La parole est à M. François de Rugy.

M. François de Rugy. Je voudrais d’abord faire une remarque sur la situation singulière dans laquelle se trouve le ministre chargé des collectivités territoriales et qui justifierait, à elle seule, l’adoption de la motion de rejet préalable. Alors que l’on vient de changer de gouvernement, on continue à vouloir faire adopter ce texte par un ministre qui vient de quitter l’Association des régions de France, alors qu’il est président d’une de ces régions. Soit on peut penser qu’il y a eu quelque impréparation dans ce remaniement, même s’il est annoncé depuis près de six mois, soit il s’agit d’envoyer un signal non seulement aux élus de la nation, mais plus encore aux dizaines de milliers d’élus locaux de France.

En réalité, monsieur Richert, si vous avez quitté l’Association des régions de France il y a quelques jours, c’est parce que vous refusez obstinément la discussion, le dialogue, la négociation avec les élus qui ne sont pas de votre bord, alors qu’ils ont été massivement confirmés dans leurs fonctions par le suffrage universel en mars 2010.

Tout à l’heure, lors des questions au Gouvernement, le Premier ministre a indiqué qu’il dirigeait maintenant un gouvernement de combat. C’est, sans aucun doute, un gouvernement de combat contre les élus locaux de France.

M. Gérard Charasse et M. Yves Cochet. Très bien !

M. François de Rugy. Je ne reprendrai pas par le menu la liste des étapes successives qui ont vu un projet que vous nous aviez vendu - car, avec vous, tout est vendu - comme une réforme phare du quinquennat de Nicolas Sarkozy devenir peu à peu une assez pitoyable opération politicienne dont l’enjeu n’échappe désormais à personne. Défaite régulièrement dans les urnes - j’aurais envie de dire systématiquement - lors des scrutins locaux depuis 2007, votre majorité a décidé de trouver une parade peu glorieuse. Vous avez succombé à la tentation de priver les collectivités territoriales de leur liberté d’administration, d’organiser leur étranglement financier, et de les faire diriger par des conseillers territoriaux élus dans des conditions ahurissantes au regard de l’évolution des modes de scrutin et de la représentation sociale et politique de nos concitoyens. On est bien loin, à la lecture du texte issu de la commission mixte paritaire, des ambitions qui étaient les vôtres au début du processus législatif. Quelle occasion gâchée !
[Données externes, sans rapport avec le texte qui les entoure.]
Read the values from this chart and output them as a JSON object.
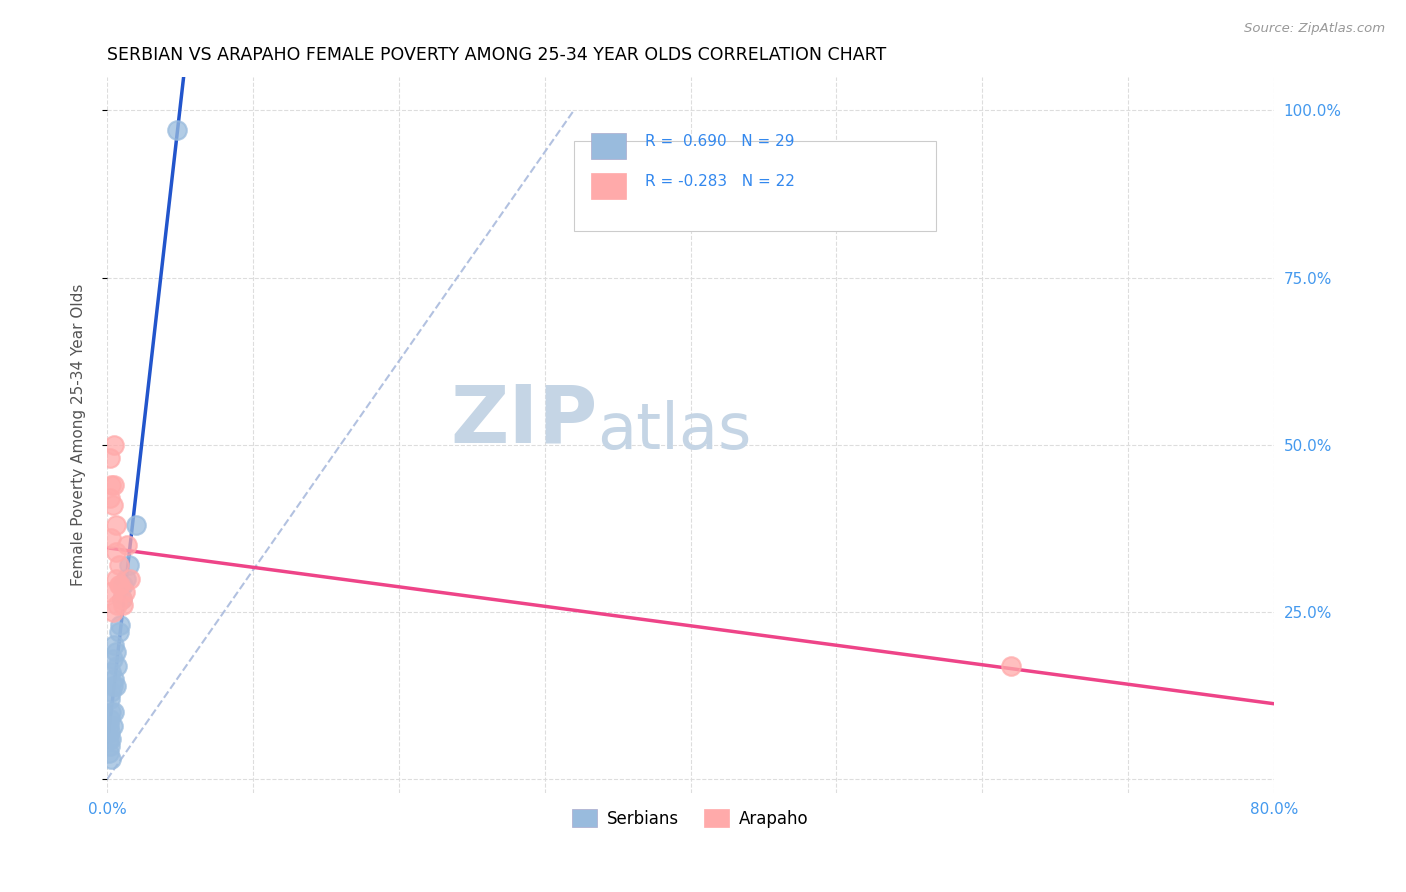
{
  "title": "SERBIAN VS ARAPAHO FEMALE POVERTY AMONG 25-34 YEAR OLDS CORRELATION CHART",
  "source": "Source: ZipAtlas.com",
  "ylabel": "Female Poverty Among 25-34 Year Olds",
  "xlim": [
    0.0,
    0.8
  ],
  "ylim": [
    -0.02,
    1.05
  ],
  "xticks": [
    0.0,
    0.1,
    0.2,
    0.3,
    0.4,
    0.5,
    0.6,
    0.7,
    0.8
  ],
  "xticklabels": [
    "0.0%",
    "",
    "",
    "",
    "",
    "",
    "",
    "",
    "80.0%"
  ],
  "yticks_right": [
    0.0,
    0.25,
    0.5,
    0.75,
    1.0
  ],
  "yticklabels_right": [
    "",
    "25.0%",
    "50.0%",
    "75.0%",
    "100.0%"
  ],
  "color_serbian": "#99BBDD",
  "color_arapaho": "#FFAAAA",
  "trendline_serbian": "#2255CC",
  "trendline_arapaho": "#EE4488",
  "diag_line_color": "#AABBDD",
  "watermark_zip": "ZIP",
  "watermark_atlas": "atlas",
  "watermark_color": "#C5D5E5",
  "serbian_x": [
    0.001,
    0.001,
    0.001,
    0.002,
    0.002,
    0.002,
    0.002,
    0.003,
    0.003,
    0.003,
    0.003,
    0.003,
    0.004,
    0.004,
    0.004,
    0.005,
    0.005,
    0.005,
    0.006,
    0.006,
    0.007,
    0.008,
    0.009,
    0.01,
    0.011,
    0.013,
    0.015,
    0.02,
    0.048
  ],
  "serbian_y": [
    0.04,
    0.06,
    0.08,
    0.05,
    0.07,
    0.09,
    0.12,
    0.03,
    0.06,
    0.1,
    0.13,
    0.16,
    0.08,
    0.14,
    0.18,
    0.1,
    0.15,
    0.2,
    0.14,
    0.19,
    0.17,
    0.22,
    0.23,
    0.27,
    0.29,
    0.3,
    0.32,
    0.38,
    0.97
  ],
  "arapaho_x": [
    0.001,
    0.002,
    0.002,
    0.003,
    0.003,
    0.004,
    0.004,
    0.005,
    0.005,
    0.006,
    0.006,
    0.006,
    0.007,
    0.008,
    0.008,
    0.009,
    0.01,
    0.011,
    0.012,
    0.014,
    0.016,
    0.62
  ],
  "arapaho_y": [
    0.28,
    0.42,
    0.48,
    0.36,
    0.44,
    0.25,
    0.41,
    0.44,
    0.5,
    0.34,
    0.38,
    0.3,
    0.26,
    0.29,
    0.32,
    0.29,
    0.27,
    0.26,
    0.28,
    0.35,
    0.3,
    0.17
  ]
}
La commission transpartisane dont vous aviez confié la responsabilité à Édouard Balladur aurait bien du mal à retrouver ses petits dans le texte déséquilibré et bien souvent incompréhensible sur lequel nous sommes appelés à voter aujourd’hui.

Vous prétendiez vouloir mettre fin au millefeuille territorial français. Il y avait trop d’échelons politico-administratifs en France, nous disaient en cœur les spécialistes des institutions, les acteurs de terrain et, reconnaissons-le, bien souvent nos concitoyens. Il fallait, nous disiez-vous, mettre fin à cette architecture dans laquelle se superposaient les régions, les départements, les groupements intercommunaux, les communes, en plus de l’État, de ses services et de l’Union européenne.
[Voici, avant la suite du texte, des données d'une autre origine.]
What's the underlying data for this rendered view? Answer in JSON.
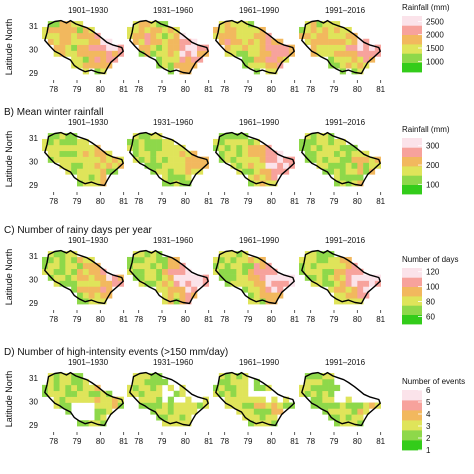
{
  "figure": {
    "ylabel": "Latitude North",
    "x_ticks": [
      "78",
      "79",
      "80",
      "81"
    ],
    "y_ticks": [
      "31",
      "30",
      "29"
    ]
  },
  "chart_data": [
    {
      "type": "heatmap",
      "panel_title": "",
      "periods": [
        "1901–1930",
        "1931–1960",
        "1961–1990",
        "1991–2016"
      ],
      "legend_title": "Rainfall (mm)",
      "legend_ticks": [
        "2500",
        "2000",
        "1500",
        "1000"
      ],
      "colors": [
        "#33cc1a",
        "#8ed84a",
        "#dfe45a",
        "#f2b85e",
        "#f7a29c",
        "#fbe3ea"
      ],
      "range": [
        600,
        2700
      ],
      "hotspot_strength": [
        0.55,
        0.6,
        0.5,
        0.5
      ],
      "xlim": [
        77.5,
        81.1
      ],
      "ylim": [
        28.7,
        31.5
      ]
    },
    {
      "type": "heatmap",
      "panel_title": "B) Mean winter rainfall",
      "periods": [
        "1901–1930",
        "1931–1960",
        "1961–1990",
        "1991–2016"
      ],
      "legend_title": "Rainfall (mm)",
      "legend_ticks": [
        "300",
        "200",
        "100"
      ],
      "colors": [
        "#33cc1a",
        "#8ed84a",
        "#dfe45a",
        "#f2b85e",
        "#f7a29c",
        "#fbe3ea"
      ],
      "range": [
        50,
        340
      ],
      "hotspot_strength": [
        0.2,
        0.3,
        0.65,
        0.15
      ],
      "xlim": [
        77.5,
        81.1
      ],
      "ylim": [
        28.7,
        31.5
      ]
    },
    {
      "type": "heatmap",
      "panel_title": "C) Number of rainy days per year",
      "periods": [
        "1901–1930",
        "1931–1960",
        "1961–1990",
        "1991–2016"
      ],
      "legend_title": "Number of days",
      "legend_ticks": [
        "120",
        "100",
        "80",
        "60"
      ],
      "colors": [
        "#33cc1a",
        "#8ed84a",
        "#dfe45a",
        "#f2b85e",
        "#f7a29c",
        "#fbe3ea"
      ],
      "range": [
        50,
        125
      ],
      "hotspot_strength": [
        0.45,
        0.7,
        0.75,
        0.7
      ],
      "xlim": [
        77.5,
        81.1
      ],
      "ylim": [
        28.7,
        31.5
      ]
    },
    {
      "type": "heatmap",
      "panel_title": "D) Number of high-intensity events (>150 mm/day)",
      "periods": [
        "1901–1930",
        "1931–1960",
        "1961–1990",
        "1991–2016"
      ],
      "legend_title": "Number of events",
      "legend_ticks": [
        "6",
        "5",
        "4",
        "3",
        "2",
        "1"
      ],
      "colors": [
        "#33cc1a",
        "#8ed84a",
        "#dfe45a",
        "#f2b85e",
        "#f7a29c",
        "#fbe3ea"
      ],
      "range": [
        1,
        6
      ],
      "hotspot_strength": [
        0.1,
        0.05,
        0.1,
        0.05
      ],
      "xlim": [
        77.5,
        81.1
      ],
      "ylim": [
        28.7,
        31.5
      ]
    }
  ]
}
À l’issue de nos débats, il y a désormais les régions, les départements, les groupements de communes, dont un groupement d’un type nouveau créé par votre réforme, et les communes. Sans doute n’étiez-vous pas prêts à adopter une organisation territoriale répondant à la proposition audacieuse que nous, écologistes, avions formulée devant la commission Balladur, et qui consistait à fusionner réellement départements et régions, en faisant des premiers un échelon de proximité de la politique régionale.
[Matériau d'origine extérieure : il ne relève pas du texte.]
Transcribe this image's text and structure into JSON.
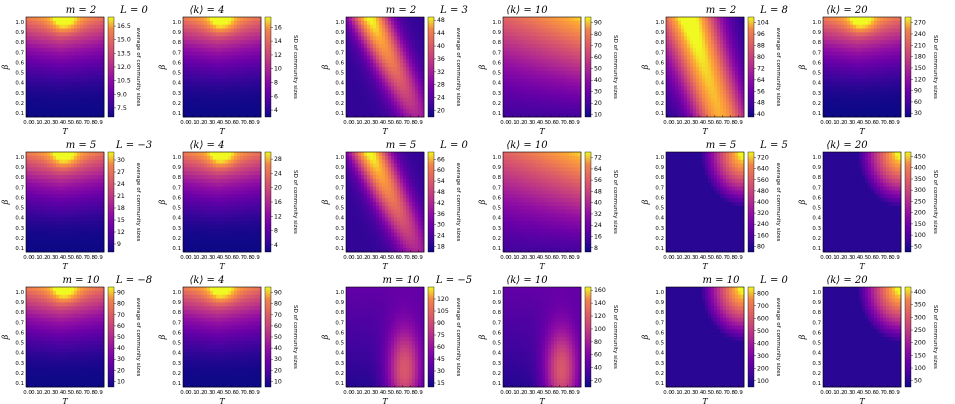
{
  "chart_data": {
    "type": "heatmap",
    "colormap": "plasma",
    "x_ticks": [
      "0.0",
      "0.1",
      "0.2",
      "0.3",
      "0.4",
      "0.5",
      "0.6",
      "0.7",
      "0.8",
      "0.9"
    ],
    "y_ticks": [
      "0.1",
      "0.2",
      "0.3",
      "0.4",
      "0.5",
      "0.6",
      "0.7",
      "0.8",
      "0.9",
      "1.0"
    ],
    "xlabel": "T",
    "ylabel": "β",
    "cb_label_avg": "average of community sizes",
    "cb_label_sd": "SD of community sizes",
    "panels": [
      {
        "title_m": "m = 2",
        "title_L": "L = 0",
        "title_k": "⟨k⟩ = 4",
        "avg": {
          "pattern": "top",
          "ticks": [
            "7.5",
            "9.0",
            "10.5",
            "12.0",
            "13.5",
            "15.0",
            "16.5"
          ],
          "min": 6.5,
          "max": 17.5
        },
        "sd": {
          "pattern": "top",
          "ticks": [
            "4",
            "6",
            "8",
            "10",
            "12",
            "14",
            "16"
          ],
          "min": 3,
          "max": 17.5
        }
      },
      {
        "title_m": "m = 2",
        "title_L": "L = 3",
        "title_k": "⟨k⟩ = 10",
        "avg": {
          "pattern": "band",
          "ticks": [
            "20",
            "24",
            "28",
            "32",
            "36",
            "40",
            "44",
            "48"
          ],
          "min": 18,
          "max": 49
        },
        "sd": {
          "pattern": "topright",
          "ticks": [
            "10",
            "20",
            "30",
            "40",
            "50",
            "60",
            "70",
            "80",
            "90"
          ],
          "min": 8,
          "max": 95
        }
      },
      {
        "title_m": "m = 2",
        "title_L": "L = 8",
        "title_k": "⟨k⟩ = 20",
        "avg": {
          "pattern": "wide",
          "ticks": [
            "40",
            "48",
            "56",
            "64",
            "72",
            "80",
            "88",
            "96",
            "104"
          ],
          "min": 38,
          "max": 108
        },
        "sd": {
          "pattern": "top",
          "ticks": [
            "30",
            "60",
            "90",
            "120",
            "150",
            "180",
            "210",
            "240",
            "270"
          ],
          "min": 20,
          "max": 285
        }
      },
      {
        "title_m": "m = 5",
        "title_L": "L = −3",
        "title_k": "⟨k⟩ = 4",
        "avg": {
          "pattern": "top",
          "ticks": [
            "9",
            "12",
            "15",
            "18",
            "21",
            "24",
            "27",
            "30"
          ],
          "min": 7,
          "max": 32
        },
        "sd": {
          "pattern": "top",
          "ticks": [
            "4",
            "8",
            "12",
            "16",
            "20",
            "24",
            "28"
          ],
          "min": 2,
          "max": 30
        }
      },
      {
        "title_m": "m = 5",
        "title_L": "L = 0",
        "title_k": "⟨k⟩ = 10",
        "avg": {
          "pattern": "band",
          "ticks": [
            "18",
            "24",
            "30",
            "36",
            "42",
            "48",
            "54",
            "60",
            "66"
          ],
          "min": 15,
          "max": 70
        },
        "sd": {
          "pattern": "topright",
          "ticks": [
            "8",
            "16",
            "24",
            "32",
            "40",
            "48",
            "56",
            "64",
            "72"
          ],
          "min": 5,
          "max": 76
        }
      },
      {
        "title_m": "m = 5",
        "title_L": "L = 5",
        "title_k": "⟨k⟩ = 20",
        "avg": {
          "pattern": "corner",
          "ticks": [
            "80",
            "160",
            "240",
            "320",
            "400",
            "480",
            "560",
            "640",
            "720"
          ],
          "min": 40,
          "max": 760
        },
        "sd": {
          "pattern": "corner",
          "ticks": [
            "50",
            "100",
            "150",
            "200",
            "250",
            "300",
            "350",
            "400",
            "450"
          ],
          "min": 25,
          "max": 470
        }
      },
      {
        "title_m": "m = 10",
        "title_L": "L = −8",
        "title_k": "⟨k⟩ = 4",
        "avg": {
          "pattern": "top",
          "ticks": [
            "10",
            "20",
            "30",
            "40",
            "50",
            "60",
            "70",
            "80",
            "90"
          ],
          "min": 5,
          "max": 95
        },
        "sd": {
          "pattern": "top",
          "ticks": [
            "10",
            "20",
            "30",
            "40",
            "50",
            "60",
            "70",
            "80",
            "90"
          ],
          "min": 5,
          "max": 95
        }
      },
      {
        "title_m": "m = 10",
        "title_L": "L = −5",
        "title_k": "⟨k⟩ = 10",
        "avg": {
          "pattern": "faint",
          "ticks": [
            "15",
            "30",
            "45",
            "60",
            "75",
            "90",
            "105",
            "120"
          ],
          "min": 10,
          "max": 135
        },
        "sd": {
          "pattern": "faint",
          "ticks": [
            "20",
            "40",
            "60",
            "80",
            "100",
            "120",
            "140",
            "160"
          ],
          "min": 10,
          "max": 165
        }
      },
      {
        "title_m": "m = 10",
        "title_L": "L = 0",
        "title_k": "⟨k⟩ = 20",
        "avg": {
          "pattern": "corner",
          "ticks": [
            "100",
            "200",
            "300",
            "400",
            "500",
            "600",
            "700",
            "800"
          ],
          "min": 50,
          "max": 850
        },
        "sd": {
          "pattern": "corner",
          "ticks": [
            "50",
            "100",
            "150",
            "200",
            "250",
            "300",
            "350",
            "400"
          ],
          "min": 25,
          "max": 420
        }
      }
    ]
  }
}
À l’issue de notre audition devant la commission Balladur - M. Perben s’en souvient sans aucun doute -, l’un des membres de celle-ci, et non des moindres, nous avait confié : « Votre proposition a le mérite de la clarté, mais elle heurte tant d’intérêts et de conservatismes qu’elle a peu de chances d’être retenue. » Voilà des propos prémonitoires. Ce sont bien certains conservatismes et la préservation d’intérêts convergents qui l’ont emporté.

À défaut de réduire le millefeuille, vous avez alors prétendu vouloir le simplifier. Le texte qui nous est proposé aujourd’hui - et c’est un comble - le complexifie encore davantage.

Vous nous aviez annoncé la révolution des compétences. Clarifier les échelons administratifs et les rendre lisibles pour le citoyen, assurer une meilleure gestion des deniers publics en limitant les financements croisés, telles étaient vos intentions. Voilà des intentions louables, mais qui se sont heurtées très vite à ce qui, au fond, est le défaut originel de votre politique, que nos concitoyens supportent de moins en moins - ils le montrent à la fois dans les urnes et dans la rue - : l’absence de solidarité effective entre territoires riches et territoires en difficulté, en un mot l’absence de justice qui caractérise tant votre politique depuis trois ans et demi.

Vous avez supprimé les clauses de compétence générale attribuées aux départements et aux régions, sans prévoir de mécanismes de péréquation fiscale efficaces susceptibles de gommer les inégalités territoriales. La commission a certes prévu de reporter la suppression de cette clause du 1er janvier 2012 au 1er janvier 2015, c’est-à-dire comme par hasard après les élections locales prévues en 2014. Mais cet artifice de date demeure une facilité, et le problème de fond reste entier. Comment ne pas voir qu’en l’absence de règles fiscales plus justes, l’encadrement strict des cofinancements, outre qu’il limite la libre administration des collectivités territoriales qui est un objectif constitutionnel, entravera durablement les capacités d’investissement des territoires les plus en difficulté ? Ce sera notamment le cas des communes rurales, des petites villes qui doivent se battre au quotidien pour maintenir sur leur territoire des activités. Mais ce sera également le cas de villes plus importantes, durement touchées par la crise, cette crise que votre projet ne prend pas en compte si ce n’est dans sa dimension étroitement financière, avec la recherche à tout prix d’économies sur les finances publiques.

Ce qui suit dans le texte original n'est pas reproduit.